Doch wo wären Autoren ohne ihre Leser, und wo wären wir ohne die Kuh, auf deren Mist unsere Zivilisation gewachsen ist? Schlecht hat die Kunst es dem nützlichen Kulturtier gedankt! Wo ist der Andy Warhol, der die wunderbare Wiederkäuerin zum Popstar der deutschen Literatur macht? Die Antwort erreicht uns aus dem Münchner Blumenbar Verlag: ein Roman, der mit sämtlichen Kuh-Klischees der abendländischen Literatur aufräumt.

"Die heimliche Intellektuelle des Romans", so schreibt der Verlag über das Erstlingswerk des 1962 geborenen Journalisten Hans-Peter Kunisch, "ist Rosa - eine Kuh, die gleich zu Beginn dieser ebenso unkonventionell wie glanzvoll geschriebenen Geschichte über Kunst sinniert." Wir lesen also zu Beginn von Rosa und Vicky, zwei arglosen Rindern, die während des jährlich stattfindenden "Fests der Königinnen" im Schweizer Kanton Wallis ihrem friedlichen Gemüt zuwider von ehrsüchtigen Züchtern aufeinandergehetzt werden.

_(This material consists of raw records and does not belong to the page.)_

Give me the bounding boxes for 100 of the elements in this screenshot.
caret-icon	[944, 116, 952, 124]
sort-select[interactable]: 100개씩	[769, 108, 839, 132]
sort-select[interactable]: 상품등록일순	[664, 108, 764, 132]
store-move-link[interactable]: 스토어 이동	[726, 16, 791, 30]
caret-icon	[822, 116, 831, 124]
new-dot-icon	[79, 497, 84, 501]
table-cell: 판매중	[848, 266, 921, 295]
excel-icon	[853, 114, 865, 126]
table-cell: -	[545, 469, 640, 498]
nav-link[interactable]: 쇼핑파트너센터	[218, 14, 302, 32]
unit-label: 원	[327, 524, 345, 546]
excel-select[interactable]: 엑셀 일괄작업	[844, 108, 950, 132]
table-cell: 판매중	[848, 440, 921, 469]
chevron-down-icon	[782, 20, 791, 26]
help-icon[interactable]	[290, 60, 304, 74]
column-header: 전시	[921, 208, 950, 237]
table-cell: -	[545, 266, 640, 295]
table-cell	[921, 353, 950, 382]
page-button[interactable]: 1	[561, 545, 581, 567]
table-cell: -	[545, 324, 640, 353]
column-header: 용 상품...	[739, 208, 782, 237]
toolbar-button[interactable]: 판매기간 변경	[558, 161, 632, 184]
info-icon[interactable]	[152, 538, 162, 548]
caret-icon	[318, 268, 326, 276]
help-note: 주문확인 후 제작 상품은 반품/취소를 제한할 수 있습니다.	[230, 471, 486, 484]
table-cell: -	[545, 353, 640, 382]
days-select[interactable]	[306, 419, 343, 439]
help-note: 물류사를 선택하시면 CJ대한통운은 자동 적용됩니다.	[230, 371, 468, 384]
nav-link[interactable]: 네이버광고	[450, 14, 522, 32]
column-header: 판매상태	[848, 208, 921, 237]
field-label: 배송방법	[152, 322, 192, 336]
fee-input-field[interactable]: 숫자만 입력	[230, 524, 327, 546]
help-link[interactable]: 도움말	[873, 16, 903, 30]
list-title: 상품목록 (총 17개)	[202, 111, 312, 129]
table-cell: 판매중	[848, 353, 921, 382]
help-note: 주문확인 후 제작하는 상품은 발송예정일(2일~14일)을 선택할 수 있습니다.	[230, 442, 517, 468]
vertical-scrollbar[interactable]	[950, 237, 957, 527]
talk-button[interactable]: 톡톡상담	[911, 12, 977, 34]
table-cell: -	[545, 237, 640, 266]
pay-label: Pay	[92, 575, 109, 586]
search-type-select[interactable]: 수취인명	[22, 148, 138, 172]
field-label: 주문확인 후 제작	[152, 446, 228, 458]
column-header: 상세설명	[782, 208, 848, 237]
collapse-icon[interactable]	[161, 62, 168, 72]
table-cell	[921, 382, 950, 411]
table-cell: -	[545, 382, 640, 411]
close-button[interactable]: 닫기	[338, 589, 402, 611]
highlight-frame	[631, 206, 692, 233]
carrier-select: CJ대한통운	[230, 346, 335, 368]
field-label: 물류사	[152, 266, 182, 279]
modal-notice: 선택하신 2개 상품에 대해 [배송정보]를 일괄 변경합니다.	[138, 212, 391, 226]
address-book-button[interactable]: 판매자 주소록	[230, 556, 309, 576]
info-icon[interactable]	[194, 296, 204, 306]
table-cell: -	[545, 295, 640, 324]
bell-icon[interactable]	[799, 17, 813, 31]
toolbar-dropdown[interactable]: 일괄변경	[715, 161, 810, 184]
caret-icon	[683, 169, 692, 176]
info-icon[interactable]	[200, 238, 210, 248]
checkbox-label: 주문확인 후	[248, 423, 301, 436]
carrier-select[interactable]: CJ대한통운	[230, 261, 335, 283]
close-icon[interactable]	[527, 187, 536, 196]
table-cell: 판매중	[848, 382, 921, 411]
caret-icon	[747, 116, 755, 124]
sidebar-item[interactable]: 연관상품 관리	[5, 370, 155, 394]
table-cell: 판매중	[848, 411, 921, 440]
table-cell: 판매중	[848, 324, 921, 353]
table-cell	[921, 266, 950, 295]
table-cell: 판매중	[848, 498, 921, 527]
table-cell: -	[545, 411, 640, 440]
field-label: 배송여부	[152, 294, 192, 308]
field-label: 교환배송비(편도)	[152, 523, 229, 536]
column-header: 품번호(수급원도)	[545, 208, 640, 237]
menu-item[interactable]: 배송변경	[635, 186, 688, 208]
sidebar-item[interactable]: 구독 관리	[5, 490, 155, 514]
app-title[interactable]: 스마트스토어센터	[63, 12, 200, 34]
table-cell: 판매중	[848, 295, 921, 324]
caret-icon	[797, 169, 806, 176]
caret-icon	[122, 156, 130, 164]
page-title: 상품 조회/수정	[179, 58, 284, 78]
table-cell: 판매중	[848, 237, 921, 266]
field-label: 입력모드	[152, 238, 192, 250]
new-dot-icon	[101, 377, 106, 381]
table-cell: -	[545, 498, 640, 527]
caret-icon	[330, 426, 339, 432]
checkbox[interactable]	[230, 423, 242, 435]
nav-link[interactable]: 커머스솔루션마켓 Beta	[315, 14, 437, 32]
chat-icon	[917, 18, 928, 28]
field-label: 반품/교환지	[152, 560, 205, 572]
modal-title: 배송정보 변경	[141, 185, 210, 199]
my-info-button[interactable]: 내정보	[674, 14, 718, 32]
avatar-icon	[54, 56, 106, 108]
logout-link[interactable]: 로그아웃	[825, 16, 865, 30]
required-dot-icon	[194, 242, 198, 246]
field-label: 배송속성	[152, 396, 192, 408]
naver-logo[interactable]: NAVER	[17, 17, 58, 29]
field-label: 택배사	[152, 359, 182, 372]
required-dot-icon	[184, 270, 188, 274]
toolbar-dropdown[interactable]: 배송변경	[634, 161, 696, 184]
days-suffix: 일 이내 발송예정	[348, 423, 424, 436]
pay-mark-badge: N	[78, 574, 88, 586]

Doch eine Kuh ist kein Stier - Kuh und Kampf, das will nicht zusammenpassen. "Nur Menschenehre schien bei diesen Kämpfen auf dem Spiel zu stehen", denkt sich Rosa, wedelt mit dem Schwanz und sinniert lieber über die phantastischen Fresken der Dorfkirche, die ihr großen Eindruck gemacht haben. Während die gelangweilten Bauern die Tiere noch anzustacheln versuchen, hat das zahme Zuchtvieh eine Epiphanie: "Ich bin eine Malerin", denkt Rosa und verfällt sogleich der Melancholie.

Indem der Autor die kunstsinnige Kuh aus ihrem von profaner Utilität bestimmten Dasein erlöst, bereitet er den Boden für das eigentliche Thema seines Buchs: den Markt, der dem auch formal avancierten "Roman in Buden" (so der Untertitel) als Strukturmuster und zentrales Motiv dient. Hier begegnen sich Menschen aus aller Welt, Kunisch reiht zahlreiche kurze Stories und Vignetten aneinander, die mitunter weniger als eine Seite in Anspruch nehmen und so locker und scheinbar zufällig miteinander verknüpft sind wie die Buden der Markthändler.

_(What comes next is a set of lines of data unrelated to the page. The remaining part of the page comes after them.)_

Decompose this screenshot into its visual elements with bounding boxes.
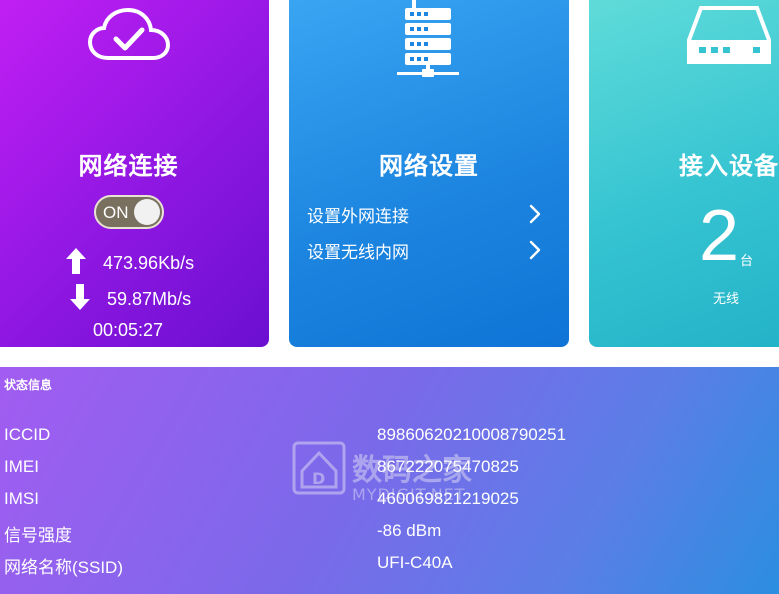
network-settings-card: 网络设置 设置外网连接 设置无线内网 [289, 0, 569, 347]
arrow-up-icon [66, 248, 86, 279]
status-label: ICCID [4, 425, 51, 444]
connected-devices-card[interactable]: 接入设备 2 台 无线 [589, 0, 779, 347]
connection-toggle[interactable]: ON [94, 195, 164, 229]
status-value: UFI-C40A [377, 553, 453, 572]
chevron-right-icon [529, 204, 541, 224]
toggle-label: ON [103, 203, 129, 222]
device-count: 2 [699, 196, 740, 276]
status-info-panel: 状态信息 D 数码之家 MYDIGIT.NET ICCID 8986062021… [0, 367, 779, 594]
status-value: 89860620210008790251 [377, 425, 567, 444]
watermark-logo: D 数码之家 MYDIGIT.NET [292, 441, 472, 504]
status-label: IMEI [4, 457, 39, 476]
chevron-right-icon [529, 240, 541, 260]
devices-card-title: 接入设备 [679, 152, 779, 180]
menu-item-wlan-setup[interactable]: 设置无线内网 [307, 238, 555, 266]
upload-speed-row: 473.96Kb/s [66, 248, 194, 279]
status-panel-title: 状态信息 [4, 378, 53, 392]
toggle-knob [134, 199, 160, 225]
status-value: 460069821219025 [377, 489, 519, 508]
menu-item-wan-setup[interactable]: 设置外网连接 [307, 202, 555, 230]
server-icon [397, 0, 461, 84]
upload-speed: 473.96Kb/s [103, 253, 195, 273]
network-connection-card: 网络连接 ON 473.96Kb/s 59.87Mb/s 00:05:27 [0, 0, 269, 347]
status-value: -86 dBm [377, 521, 442, 540]
uptime: 00:05:27 [92, 320, 164, 340]
router-icon [687, 6, 771, 68]
status-label: IMSI [4, 489, 39, 508]
status-value: 867222075470825 [377, 457, 519, 476]
cloud-check-icon [87, 7, 171, 66]
menu-item-label: 设置无线内网 [307, 243, 409, 263]
status-label: 信号强度 [4, 526, 72, 545]
menu-item-label: 设置外网连接 [307, 207, 409, 227]
arrow-down-icon [70, 284, 90, 315]
download-speed: 59.87Mb/s [107, 289, 192, 309]
svg-text:D: D [312, 469, 325, 488]
device-type-label: 无线 [713, 292, 740, 307]
status-label: 网络名称(SSID) [4, 558, 123, 577]
download-speed-row: 59.87Mb/s [70, 284, 191, 315]
network-card-title: 网络连接 [78, 152, 179, 180]
settings-card-title: 网络设置 [379, 152, 479, 180]
device-count-unit: 台 [740, 254, 754, 269]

Obwohl manch hübsche Beobachtung gelingt, leidet das Buch unter einer verkrampften, stolpernden und ständig sich selbst hinterfragenden Bedeutungshuberei, mit der eine Art Welttheater, ein "Modell für die ganze Welt", herbeigeschrieben werden soll. So spintisiert der Erzähler: "Vielleicht ist die dem Markt entsprechende Struktur die von Wellen, die der Einzelne auslöst, wenn er den Platz betritt, die ineinander übergehen und Strudel bilden, Spiralen, die sich ins Meer senken, sich Stichproben der Existenz holen, aber irgendwann wieder horizontal weiten."

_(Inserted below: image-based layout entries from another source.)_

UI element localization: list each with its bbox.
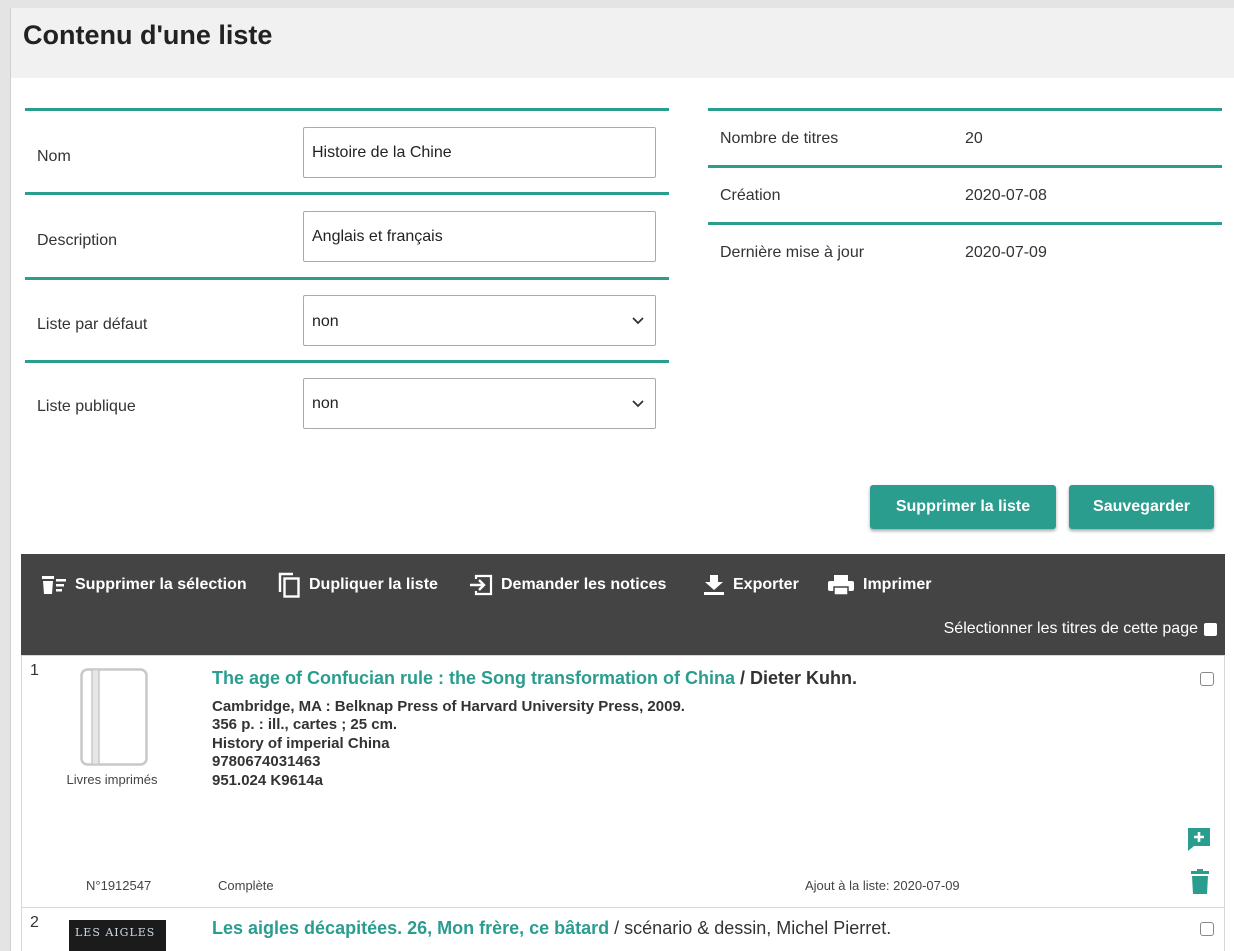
description-field[interactable]: Anglais et français (303, 211, 656, 262)
record-isbn: 9780674031463 (212, 753, 321, 771)
chevron-down-icon (632, 317, 644, 325)
record-details: Cambridge, MA : Belknap Press of Harvard… (212, 698, 685, 790)
record-series: History of imperial China (212, 734, 390, 752)
list-content-panel: Contenu d'une liste Nom Histoire de la C… (10, 8, 1234, 951)
export-button[interactable]: Exporter (703, 572, 799, 598)
last-update-value: 2020-07-09 (965, 244, 1047, 261)
name-row: Nom Histoire de la Chine (25, 108, 669, 192)
export-label: Exporter (733, 576, 799, 593)
title-count-row: Nombre de titres 20 (708, 108, 1222, 166)
chevron-down-icon (632, 400, 644, 408)
record-id: N°1912547 (86, 878, 152, 893)
delete-selection-button[interactable]: Supprimer la sélection (41, 572, 247, 598)
record-author: / scénario & dessin, Michel Pierret. (609, 918, 892, 938)
record-added-date: Ajout à la liste: 2020-07-09 (805, 878, 960, 893)
download-icon (704, 575, 724, 595)
select-page-checkbox[interactable]: Sélectionner les titres de cette page (944, 620, 1217, 638)
record-checkbox[interactable] (1200, 922, 1214, 936)
record-status: Complète (218, 878, 274, 893)
creation-value: 2020-07-08 (965, 187, 1047, 204)
record-title-link[interactable]: Les aigles décapitées. 26, Mon frère, ce… (212, 918, 609, 938)
list-item: 2 LES AIGLES Les aigles décapitées. 26, … (21, 907, 1225, 951)
copy-icon (278, 572, 300, 598)
last-update-label: Dernière mise à jour (720, 244, 865, 261)
duplicate-list-label: Dupliquer la liste (309, 576, 438, 593)
record-number: 1 (30, 662, 39, 679)
public-list-row: Liste publique non (25, 360, 669, 446)
title-count-value: 20 (965, 130, 983, 147)
record-title-line: The age of Confucian rule : the Song tra… (212, 668, 857, 689)
delete-list-button[interactable]: Supprimer la liste (870, 485, 1056, 529)
default-list-value: non (312, 313, 339, 330)
record-title-link[interactable]: The age of Confucian rule : the Song tra… (212, 668, 735, 688)
description-label: Description (37, 232, 118, 249)
import-icon (470, 574, 493, 596)
print-button[interactable]: Imprimer (827, 572, 931, 598)
default-list-label: Liste par défaut (37, 316, 148, 333)
trash-icon[interactable] (1190, 869, 1210, 895)
name-field[interactable]: Histoire de la Chine (303, 127, 656, 178)
delete-selection-label: Supprimer la sélection (75, 576, 247, 593)
public-list-select[interactable]: non (303, 378, 656, 429)
creation-label: Création (720, 187, 781, 204)
record-author: / Dieter Kuhn. (735, 668, 858, 688)
list-item: 1 Livres imprimés The age of Confucian r… (21, 655, 1225, 908)
request-records-button[interactable]: Demander les notices (469, 572, 666, 598)
public-list-value: non (312, 395, 339, 412)
description-row: Description Anglais et français (25, 192, 669, 277)
book-icon (80, 668, 148, 766)
creation-row: Création 2020-07-08 (708, 165, 1222, 223)
default-list-select[interactable]: non (303, 295, 656, 346)
select-page-box[interactable] (1204, 622, 1217, 636)
print-icon (828, 575, 854, 596)
name-label: Nom (37, 148, 71, 165)
record-number: 2 (30, 914, 39, 931)
record-call-number: 951.024 K9614a (212, 771, 323, 789)
name-value: Histoire de la Chine (312, 144, 452, 161)
record-title-line: Les aigles décapitées. 26, Mon frère, ce… (212, 918, 891, 939)
default-list-row: Liste par défaut non (25, 277, 669, 360)
list-toolbar: Supprimer la sélection Dupliquer la list… (21, 554, 1225, 656)
duplicate-list-button[interactable]: Dupliquer la liste (277, 572, 438, 598)
title-bar: Contenu d'une liste (11, 8, 1234, 78)
record-physical-description: 356 p. : ill., cartes ; 25 cm. (212, 716, 398, 734)
description-value: Anglais et français (312, 228, 443, 245)
cover-text: LES AIGLES (75, 926, 156, 939)
last-update-row: Dernière mise à jour 2020-07-09 (708, 222, 1222, 280)
record-publication: Cambridge, MA : Belknap Press of Harvard… (212, 698, 685, 715)
print-label: Imprimer (863, 576, 932, 593)
record-checkbox[interactable] (1200, 672, 1214, 686)
title-count-label: Nombre de titres (720, 130, 839, 147)
select-page-label: Sélectionner les titres de cette page (943, 620, 1198, 637)
request-records-label: Demander les notices (501, 576, 667, 593)
add-comment-icon[interactable] (1186, 826, 1212, 852)
cover-image: LES AIGLES (69, 920, 166, 951)
delete-selection-icon (42, 576, 66, 594)
document-type: Livres imprimés (66, 772, 158, 787)
public-list-label: Liste publique (37, 398, 136, 415)
save-button[interactable]: Sauvegarder (1069, 485, 1214, 529)
page-title: Contenu d'une liste (23, 20, 273, 50)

Zu solch philosophischer Bedeutsamkeit gesellen sich stilistische Patzer, die dem Autor im Bemühen um ungewöhnliche Bilder unterlaufen: ein ledernes Gesicht, "in dem Zigaretten lachten", verschwurbelte Wörter wie "Gemächlichkeitsarschlöcher" und "gesichtsausbalanciert" - da hätte das Lektorat dem "Gedankengesprudel" den Hahn abdrehen sollen. Immerhin, es gibt fast ein Happy-End. Auf den letzten Seiten sehen wir Rosa, berauscht vom Anblick des Freskos, mit den tanzenden Teufeln. Sie fühlt Glückshormone ihren Rumpf hinaufschleichen, sie wiegt sich, gerät in Ekstase, tanzt - und trottet zuletzt doch im milden Abendlicht wieder zur Tränke zurück. Eine Kuh ist eben eine Kuh ist eine Kuh: "Sie will nicht wissen, was mit ihr geschieht", dichtete Brecht einst, "und nützt die Abendstimmung aus und scheißt."

MALTE HERWIG

Hans-Peter Kunisch: "Die Verlängerung des Markts in den Abend hinein. Ein Roman in Buden". Blumenbar Verlag, München 2005. 258 S., geb., 18,- [Euro].